In a letter he said he sent to Bennett and Lapid and that has been widely circulated on social media and pro-Israel websites since Thursday, Evangelical leader Mike Evans, the founder of the Friends of Zion Heritage Center in Jerusalem and one of the Jerusalem Prayer Team, lashed out at Bennett for not sticking with Netanyahu and helping him form a coalition.
“Don’t ever call yourself a defender of Zion. You’re not,” Evans wrote. “You betrayed the very principles that a generation gave their blood for and died for. You want to be in bed with the Muslim Brotherhood and leftists. God have mercy on your soul. You’re a pathetic, bitter little man so obsessed on murdering Netanyahu that you’re willing to damage the State of Israel for your worthless cause.”
He said that he will “fight [Bennett] every step of the way. You have lost the support of Evangelicals 100 percent… We gave you four years of miracles under Donald Trump and this is how you show your appreciation sh***ing on our face. How dare you!”
On Tuesday, Evans is planning to host an event in the Knet to discuss the “actions required for the development and preservation of the important alliance between the State of Israel and the Evangelicals.”
The event is being sponsored by Dror Balikud, a group of Likud lay people that describe themselves as “loyal to the people of Israel and the Land of Israel.”
“I am on a mission to bring Bibi back, and I believe I am going to succeed,” Evans told The Jerusalem Post.
But several influential American Evangelicals who do not side with Evans told the Post that he is not as influential in the US as he likes to portray. They also said they do not believe that Evans' statements reflect the thoughts of the majority of Christians.
“Mike Evans does not speak for me,” Trey Graham, senior pastor of First Melissa in Texas, told the Post.
Representatives of most of America’s 60 million Evangelicals have not yet made public statements or speak on record about the new government, as they are waiting until it is sworn in.
But Rev. Johnnie Moore, president of the Congress of Christian Leaders and who helped organize the Trump campaign’s Evangelical advisory board in 2016, told the Post that while it is true that Evangelicals have a special relationship with Netanyahu, “they will have a good relationship with whatever government exists in Israel going forward.”
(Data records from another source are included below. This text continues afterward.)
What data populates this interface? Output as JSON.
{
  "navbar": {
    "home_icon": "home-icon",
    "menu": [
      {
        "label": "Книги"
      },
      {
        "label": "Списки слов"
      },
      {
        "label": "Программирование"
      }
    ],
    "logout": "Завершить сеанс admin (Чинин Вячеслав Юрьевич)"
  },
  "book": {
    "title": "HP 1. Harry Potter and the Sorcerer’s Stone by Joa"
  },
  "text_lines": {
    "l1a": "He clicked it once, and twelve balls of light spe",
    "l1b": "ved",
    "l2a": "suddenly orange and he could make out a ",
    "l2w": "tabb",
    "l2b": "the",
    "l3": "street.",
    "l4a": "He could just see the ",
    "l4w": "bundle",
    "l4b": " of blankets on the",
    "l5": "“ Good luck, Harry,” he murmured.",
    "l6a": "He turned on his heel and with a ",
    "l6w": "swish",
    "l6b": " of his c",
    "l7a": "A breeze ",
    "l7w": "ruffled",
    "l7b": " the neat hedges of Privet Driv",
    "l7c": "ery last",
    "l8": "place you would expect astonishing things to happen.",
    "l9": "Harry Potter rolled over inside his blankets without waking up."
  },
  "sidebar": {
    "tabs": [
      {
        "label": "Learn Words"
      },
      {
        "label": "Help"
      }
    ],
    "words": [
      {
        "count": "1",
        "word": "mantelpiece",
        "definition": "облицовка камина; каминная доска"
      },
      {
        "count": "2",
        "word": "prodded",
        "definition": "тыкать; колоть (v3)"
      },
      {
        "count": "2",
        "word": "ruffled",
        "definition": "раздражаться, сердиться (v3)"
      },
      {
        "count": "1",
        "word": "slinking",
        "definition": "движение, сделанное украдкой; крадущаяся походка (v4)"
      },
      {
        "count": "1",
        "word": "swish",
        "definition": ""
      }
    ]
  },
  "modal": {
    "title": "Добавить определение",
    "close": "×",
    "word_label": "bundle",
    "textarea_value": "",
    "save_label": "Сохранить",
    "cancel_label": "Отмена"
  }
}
He added that while the Christian community was strengthened by the work of the prime minister, its relationship with the Jewish state now transcends the nuts and bolts of politics in Israel or the US. Rather, he explained, the “Bible points our eyes” in the direction of Jerusalem.
“It is unwise for American Evangelicals to meddle in internal, Israeli politics beyond praising the power of Israel’s democracy – and if Evangelicals do it anyhow, then they should be circumspect and respectful,” Moore stressed.
“Even though most Evangelical leaders have enjoyed a tremendous friendship with Netanyahu which will continue, their friendship with Israel transcends the machinations of Israel’s politics and its political parties. Evangelicals will stand with Israel whoever is the prime minister, always,” he said.
“We look forward to a close relationship with all future Israeli governments. As soon as this all settles, I’ll, for instance, be on a plane to Israel,” he continued. “Until then, I am watching and praying.”